If you want to see who has your images, there are plenty of ways to do that, such as the free "Who stole my pictures?" that searches Google and other search engines. Install it, then right-click on the image and select it from the popup menu.

Oh right, you turned off right-click...

You do realize that if I want a copy of your image, I just hit a key and SnapZPro asks me which area of the screen I want to save? Right?!

Sadly, if you don't mark your images, they get out there unattributed and then the infringements spread, diluting the value of the image for YOU to license it, etc. Confusion over who it really belongs to can really become a problem, too.

So, I add what some call a 'watermark' to my images, digitally, BEFORE I upload them. It's part of the image, not a layer. It would take some effort and skill to remove. I also sign my work far enough in that removing or covering it would damage the usefulness of the image as a whole. The size and placement of my 'watermark' depends on what I uploaded the image for. If it's just for blogging the mark is larger and more centered. If I need to keep the image free of obtrusive marks it is very small but legible and usually next to my actual signature. If the image is "shared" without attribution, which is becoming more common now, it's still identifiable. If it's infringed in a serious way, the infringer has to remove my mark which means I could recover more in money damages from them even without registration, because it is removing copyright management information which is a step up the scale on seriousness of the offense.

The majority of infringers will not go to any extra effort. Anything I can do to save myself the time of dealing with infringers is worth it. They are the biggest drain on my time right now as far as chores that have nothing to do with production or marketing.

I do regular reverse image searches and send lots of DMCA takedowns.
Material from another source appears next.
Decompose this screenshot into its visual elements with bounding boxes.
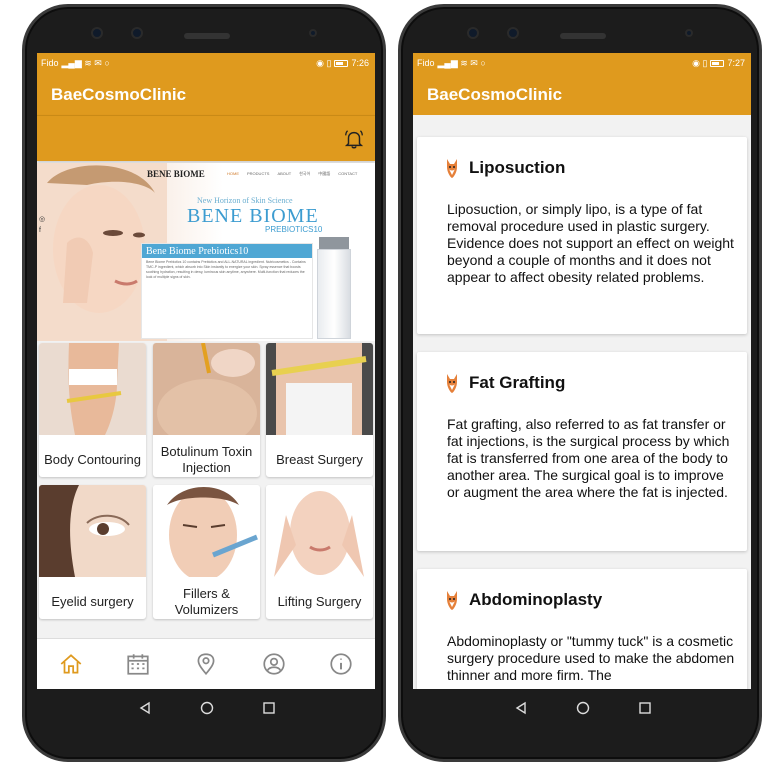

Registration, even in groups, is costly when it adds up with dozens of new pieces a year. My attorney told me that pieces in a series/group of visual art do have to be related. Seems the rule is not as tight for photos and it's a different registration form. Also, last I looked, the fee for group registration is now $65. I would like to see registration done away with, as many countries have. For one thing, it will be in conflict with the small claims copyright process being considered now. A small claims process would allow artists to sue for cases that are not currently worth enough, but that nickel and dime artists to death over time. The message sent by being sued will go a lot further than the occasional DMCA takedown slap on the wrist that is a nice tool for us, but not much of a deterrent to repeat infringements.